Al-Fatih is the Arabic term for “conqueror”: this al-Golani guy is optimistic. His last name al-Golani, like the rest of his name, is fake (nom de guerre). It implies something about the Golan Heights should al-Qaeda prevail in Syria.
The terrorist group has moved thousands of its fighters into Syria, yet it has enough terrorists left inside Iraq to continue slaughtering civilians in that country. No wonder the Iraqi government refused to support the Arab League call for regime change in Damascus. Considering that the same organization killing Iraqi citizens is now part of the group that the Arab Saudi League wants to take power in Damascus. Not that it matters anymore: no doubt the current regime in Syria is on its way out and it is a matter of when.
Al-Qaeda’s old leadership has been decimated by American firepower in the past few years. Yet al-Qaeda has managed to expand its operations in new parts of the Arab world. It is now more active than ever in Yemen and North Africa and still active in Iraq and making an important grab for a piece of Syria as well as northern Lebanon (thanks to the Hariri alliance). Who would have thunk it, as the funny man in the movies said? The Wahhabi terrorist group has been as much a beneficiary of the so-called Arab Spring as the Saudi and Qatari regimes: both have expanded their influence, and they are ALL three Wahhabis.

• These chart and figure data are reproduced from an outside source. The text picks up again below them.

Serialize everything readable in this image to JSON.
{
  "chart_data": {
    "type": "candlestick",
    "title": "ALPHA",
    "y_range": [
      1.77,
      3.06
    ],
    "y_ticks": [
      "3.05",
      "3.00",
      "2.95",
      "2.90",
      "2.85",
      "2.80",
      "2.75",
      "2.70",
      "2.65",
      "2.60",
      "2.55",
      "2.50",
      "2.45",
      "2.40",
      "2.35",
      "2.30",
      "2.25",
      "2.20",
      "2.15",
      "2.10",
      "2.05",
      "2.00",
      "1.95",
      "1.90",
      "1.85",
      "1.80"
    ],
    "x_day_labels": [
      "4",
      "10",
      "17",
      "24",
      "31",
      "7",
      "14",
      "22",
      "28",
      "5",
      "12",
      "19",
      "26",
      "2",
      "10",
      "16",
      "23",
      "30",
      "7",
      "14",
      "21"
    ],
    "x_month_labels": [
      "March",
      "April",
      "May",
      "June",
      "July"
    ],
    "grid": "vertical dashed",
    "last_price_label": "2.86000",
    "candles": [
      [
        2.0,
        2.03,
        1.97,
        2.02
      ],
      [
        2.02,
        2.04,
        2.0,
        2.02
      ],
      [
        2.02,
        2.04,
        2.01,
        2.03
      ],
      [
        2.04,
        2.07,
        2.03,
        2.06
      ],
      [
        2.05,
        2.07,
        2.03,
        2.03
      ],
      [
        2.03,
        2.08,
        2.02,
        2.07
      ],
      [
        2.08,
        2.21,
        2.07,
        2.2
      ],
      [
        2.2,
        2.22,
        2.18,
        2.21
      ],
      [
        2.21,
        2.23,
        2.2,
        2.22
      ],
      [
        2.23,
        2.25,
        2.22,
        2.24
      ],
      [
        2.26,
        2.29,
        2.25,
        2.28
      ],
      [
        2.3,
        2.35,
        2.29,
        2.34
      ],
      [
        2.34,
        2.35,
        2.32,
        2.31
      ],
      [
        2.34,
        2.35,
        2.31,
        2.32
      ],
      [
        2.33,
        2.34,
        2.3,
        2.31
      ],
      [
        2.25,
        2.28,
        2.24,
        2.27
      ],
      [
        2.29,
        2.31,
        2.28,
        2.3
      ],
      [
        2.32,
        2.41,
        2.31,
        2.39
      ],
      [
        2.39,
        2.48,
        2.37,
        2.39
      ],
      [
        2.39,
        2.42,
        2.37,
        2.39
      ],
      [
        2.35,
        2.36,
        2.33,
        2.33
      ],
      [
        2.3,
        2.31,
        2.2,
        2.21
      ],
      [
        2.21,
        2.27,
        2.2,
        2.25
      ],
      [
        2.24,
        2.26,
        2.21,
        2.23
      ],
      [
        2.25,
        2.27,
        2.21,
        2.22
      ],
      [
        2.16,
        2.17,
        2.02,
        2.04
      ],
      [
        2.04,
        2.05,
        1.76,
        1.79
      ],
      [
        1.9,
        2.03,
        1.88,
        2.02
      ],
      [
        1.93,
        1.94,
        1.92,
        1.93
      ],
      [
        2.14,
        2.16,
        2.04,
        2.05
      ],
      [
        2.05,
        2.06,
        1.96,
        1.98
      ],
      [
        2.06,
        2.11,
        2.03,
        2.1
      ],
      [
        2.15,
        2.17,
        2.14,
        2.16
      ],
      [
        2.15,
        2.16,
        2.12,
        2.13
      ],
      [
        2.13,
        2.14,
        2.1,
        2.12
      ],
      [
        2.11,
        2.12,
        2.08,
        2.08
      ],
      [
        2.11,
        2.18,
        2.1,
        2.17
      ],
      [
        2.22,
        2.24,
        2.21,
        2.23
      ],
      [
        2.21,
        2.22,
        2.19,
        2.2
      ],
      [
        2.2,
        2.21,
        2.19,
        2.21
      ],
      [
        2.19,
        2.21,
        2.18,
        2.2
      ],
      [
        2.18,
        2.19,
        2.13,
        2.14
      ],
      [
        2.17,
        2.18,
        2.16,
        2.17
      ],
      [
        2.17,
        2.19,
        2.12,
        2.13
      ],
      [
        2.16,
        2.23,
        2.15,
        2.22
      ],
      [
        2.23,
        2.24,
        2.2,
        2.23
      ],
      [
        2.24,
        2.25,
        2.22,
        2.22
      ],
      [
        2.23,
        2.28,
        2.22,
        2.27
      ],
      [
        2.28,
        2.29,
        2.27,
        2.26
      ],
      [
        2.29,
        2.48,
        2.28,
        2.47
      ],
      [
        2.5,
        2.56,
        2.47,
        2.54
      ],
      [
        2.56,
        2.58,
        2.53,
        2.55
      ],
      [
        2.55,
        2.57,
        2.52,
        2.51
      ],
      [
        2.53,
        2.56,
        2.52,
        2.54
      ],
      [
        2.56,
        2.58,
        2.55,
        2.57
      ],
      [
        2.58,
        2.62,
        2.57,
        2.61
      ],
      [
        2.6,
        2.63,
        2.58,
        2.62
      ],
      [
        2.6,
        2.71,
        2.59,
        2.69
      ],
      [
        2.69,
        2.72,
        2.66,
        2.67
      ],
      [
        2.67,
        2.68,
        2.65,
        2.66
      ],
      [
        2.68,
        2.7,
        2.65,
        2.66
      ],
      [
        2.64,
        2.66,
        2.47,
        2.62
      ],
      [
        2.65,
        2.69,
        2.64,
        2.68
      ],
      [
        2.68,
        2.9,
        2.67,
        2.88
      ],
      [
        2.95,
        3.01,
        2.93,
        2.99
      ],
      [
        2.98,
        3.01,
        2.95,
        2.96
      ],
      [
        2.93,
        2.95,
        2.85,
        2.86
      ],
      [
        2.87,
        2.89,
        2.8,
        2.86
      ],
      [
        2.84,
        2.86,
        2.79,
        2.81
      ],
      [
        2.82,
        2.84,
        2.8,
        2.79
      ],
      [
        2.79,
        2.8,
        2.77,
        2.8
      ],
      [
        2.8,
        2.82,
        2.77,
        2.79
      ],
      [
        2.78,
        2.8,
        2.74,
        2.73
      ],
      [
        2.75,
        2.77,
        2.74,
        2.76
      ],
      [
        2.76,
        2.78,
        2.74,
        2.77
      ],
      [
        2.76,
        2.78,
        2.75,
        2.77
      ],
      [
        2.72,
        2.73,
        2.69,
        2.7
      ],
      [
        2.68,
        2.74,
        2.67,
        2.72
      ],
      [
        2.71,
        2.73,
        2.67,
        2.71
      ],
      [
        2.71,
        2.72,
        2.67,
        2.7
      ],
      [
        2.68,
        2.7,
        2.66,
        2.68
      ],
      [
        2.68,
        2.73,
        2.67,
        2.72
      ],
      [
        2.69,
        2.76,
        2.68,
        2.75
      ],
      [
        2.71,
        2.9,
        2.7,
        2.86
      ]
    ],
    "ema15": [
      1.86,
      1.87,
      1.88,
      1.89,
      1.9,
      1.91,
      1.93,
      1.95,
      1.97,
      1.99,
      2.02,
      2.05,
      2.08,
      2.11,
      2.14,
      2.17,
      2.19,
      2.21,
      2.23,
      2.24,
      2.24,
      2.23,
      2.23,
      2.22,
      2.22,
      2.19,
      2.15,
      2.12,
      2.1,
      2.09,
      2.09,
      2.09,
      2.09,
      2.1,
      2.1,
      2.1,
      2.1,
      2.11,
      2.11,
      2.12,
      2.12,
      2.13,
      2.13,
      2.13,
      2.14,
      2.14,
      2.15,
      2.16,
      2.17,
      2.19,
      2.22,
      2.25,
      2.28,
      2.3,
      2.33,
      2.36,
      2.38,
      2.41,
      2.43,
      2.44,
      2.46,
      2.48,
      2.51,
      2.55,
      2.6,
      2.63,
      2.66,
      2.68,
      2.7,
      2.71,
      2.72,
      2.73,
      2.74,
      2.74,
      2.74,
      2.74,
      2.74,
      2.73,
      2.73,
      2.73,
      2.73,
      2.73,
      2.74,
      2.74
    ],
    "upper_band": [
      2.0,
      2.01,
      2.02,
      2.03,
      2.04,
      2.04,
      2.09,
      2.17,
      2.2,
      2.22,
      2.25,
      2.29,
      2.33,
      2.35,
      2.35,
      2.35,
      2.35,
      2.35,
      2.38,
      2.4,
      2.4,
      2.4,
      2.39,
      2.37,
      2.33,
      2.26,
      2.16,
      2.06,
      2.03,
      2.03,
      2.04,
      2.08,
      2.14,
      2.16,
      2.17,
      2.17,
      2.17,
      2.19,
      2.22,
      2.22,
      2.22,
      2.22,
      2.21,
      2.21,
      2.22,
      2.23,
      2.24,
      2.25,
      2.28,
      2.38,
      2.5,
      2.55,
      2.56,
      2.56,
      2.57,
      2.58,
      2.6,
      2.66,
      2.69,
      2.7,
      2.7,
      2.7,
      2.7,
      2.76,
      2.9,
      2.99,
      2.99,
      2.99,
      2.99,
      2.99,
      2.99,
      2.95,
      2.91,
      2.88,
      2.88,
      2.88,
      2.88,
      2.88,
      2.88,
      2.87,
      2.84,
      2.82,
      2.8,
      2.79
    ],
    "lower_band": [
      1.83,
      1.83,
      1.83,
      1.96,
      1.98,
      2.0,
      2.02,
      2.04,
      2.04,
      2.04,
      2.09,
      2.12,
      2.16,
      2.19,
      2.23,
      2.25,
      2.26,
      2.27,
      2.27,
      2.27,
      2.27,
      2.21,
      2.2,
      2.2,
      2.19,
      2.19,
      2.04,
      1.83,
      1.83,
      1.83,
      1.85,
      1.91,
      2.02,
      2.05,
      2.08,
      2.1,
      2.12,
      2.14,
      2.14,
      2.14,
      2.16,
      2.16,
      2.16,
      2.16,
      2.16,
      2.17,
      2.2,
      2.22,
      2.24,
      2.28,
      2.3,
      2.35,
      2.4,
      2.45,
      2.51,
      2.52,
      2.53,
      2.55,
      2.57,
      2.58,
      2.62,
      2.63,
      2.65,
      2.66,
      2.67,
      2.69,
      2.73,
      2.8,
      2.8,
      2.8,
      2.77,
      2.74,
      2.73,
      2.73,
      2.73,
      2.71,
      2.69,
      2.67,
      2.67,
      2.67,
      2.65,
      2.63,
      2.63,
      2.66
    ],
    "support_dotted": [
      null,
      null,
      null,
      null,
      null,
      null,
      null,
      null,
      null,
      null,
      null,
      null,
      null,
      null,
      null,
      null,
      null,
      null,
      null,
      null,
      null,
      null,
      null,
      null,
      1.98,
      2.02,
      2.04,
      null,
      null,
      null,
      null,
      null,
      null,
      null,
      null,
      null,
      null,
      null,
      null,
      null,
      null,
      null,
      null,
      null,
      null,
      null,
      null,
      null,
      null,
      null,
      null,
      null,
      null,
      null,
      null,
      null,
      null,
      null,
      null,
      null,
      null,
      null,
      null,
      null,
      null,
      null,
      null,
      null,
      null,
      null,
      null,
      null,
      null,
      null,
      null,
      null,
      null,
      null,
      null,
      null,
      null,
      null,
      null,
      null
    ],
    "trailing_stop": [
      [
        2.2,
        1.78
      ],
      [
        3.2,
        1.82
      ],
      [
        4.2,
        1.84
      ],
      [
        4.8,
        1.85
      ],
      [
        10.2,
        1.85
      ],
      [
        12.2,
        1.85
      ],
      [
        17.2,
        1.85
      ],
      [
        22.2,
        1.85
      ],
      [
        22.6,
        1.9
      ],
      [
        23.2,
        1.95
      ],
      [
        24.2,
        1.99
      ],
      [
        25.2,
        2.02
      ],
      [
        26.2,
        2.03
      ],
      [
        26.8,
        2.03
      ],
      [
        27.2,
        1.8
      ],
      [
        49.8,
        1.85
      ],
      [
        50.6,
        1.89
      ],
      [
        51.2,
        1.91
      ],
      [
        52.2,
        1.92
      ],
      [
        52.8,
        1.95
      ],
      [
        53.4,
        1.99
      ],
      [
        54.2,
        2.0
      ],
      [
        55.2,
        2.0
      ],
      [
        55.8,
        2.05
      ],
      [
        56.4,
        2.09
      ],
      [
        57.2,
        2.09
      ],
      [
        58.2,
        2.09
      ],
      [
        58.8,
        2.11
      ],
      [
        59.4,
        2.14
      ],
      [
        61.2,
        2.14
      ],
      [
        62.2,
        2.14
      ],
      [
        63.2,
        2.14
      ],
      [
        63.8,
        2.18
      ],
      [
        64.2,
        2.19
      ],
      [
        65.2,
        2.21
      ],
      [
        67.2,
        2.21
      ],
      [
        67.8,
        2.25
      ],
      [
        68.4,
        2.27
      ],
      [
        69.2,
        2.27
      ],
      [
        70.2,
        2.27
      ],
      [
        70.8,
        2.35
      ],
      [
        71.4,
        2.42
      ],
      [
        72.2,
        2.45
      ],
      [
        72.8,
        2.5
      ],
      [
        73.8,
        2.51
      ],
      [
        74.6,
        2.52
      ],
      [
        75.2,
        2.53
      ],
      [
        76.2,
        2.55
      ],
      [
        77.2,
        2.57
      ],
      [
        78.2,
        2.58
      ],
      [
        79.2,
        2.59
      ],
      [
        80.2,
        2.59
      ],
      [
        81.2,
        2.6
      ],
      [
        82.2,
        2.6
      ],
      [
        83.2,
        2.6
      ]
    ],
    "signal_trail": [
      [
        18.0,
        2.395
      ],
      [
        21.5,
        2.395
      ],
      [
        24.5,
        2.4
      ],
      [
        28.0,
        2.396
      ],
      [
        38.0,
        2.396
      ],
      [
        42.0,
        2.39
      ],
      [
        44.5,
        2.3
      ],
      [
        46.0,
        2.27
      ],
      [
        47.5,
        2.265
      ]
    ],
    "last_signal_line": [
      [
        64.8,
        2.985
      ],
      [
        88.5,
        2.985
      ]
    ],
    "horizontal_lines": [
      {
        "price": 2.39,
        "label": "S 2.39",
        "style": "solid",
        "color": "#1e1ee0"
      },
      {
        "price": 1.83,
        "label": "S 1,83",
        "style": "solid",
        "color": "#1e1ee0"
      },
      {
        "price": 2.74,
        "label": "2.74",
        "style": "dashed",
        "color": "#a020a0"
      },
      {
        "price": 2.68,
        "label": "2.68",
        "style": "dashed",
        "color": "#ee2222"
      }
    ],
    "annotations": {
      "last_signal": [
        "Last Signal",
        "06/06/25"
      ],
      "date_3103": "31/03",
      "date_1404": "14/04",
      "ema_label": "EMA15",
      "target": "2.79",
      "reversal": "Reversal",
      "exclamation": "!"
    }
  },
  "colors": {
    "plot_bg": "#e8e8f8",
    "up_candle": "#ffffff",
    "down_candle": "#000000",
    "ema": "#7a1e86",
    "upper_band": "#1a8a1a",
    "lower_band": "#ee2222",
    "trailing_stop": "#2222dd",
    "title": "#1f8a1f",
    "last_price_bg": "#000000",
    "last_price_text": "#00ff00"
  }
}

The Saudis seem to have maintained their influence in the “New” Egypt and they may be on the verge of expanding their sphere into Syria (replacing Iran and handing it a major diplomatic and logistic defeat). Syrian rebels are often seen raising the photos of Saudi King Abdullah and even the Qatari Shaikh Hamad. Some revolutionaries against despotism, raising photos of the most absolute rulers in the world. But all that is for the short term, of course.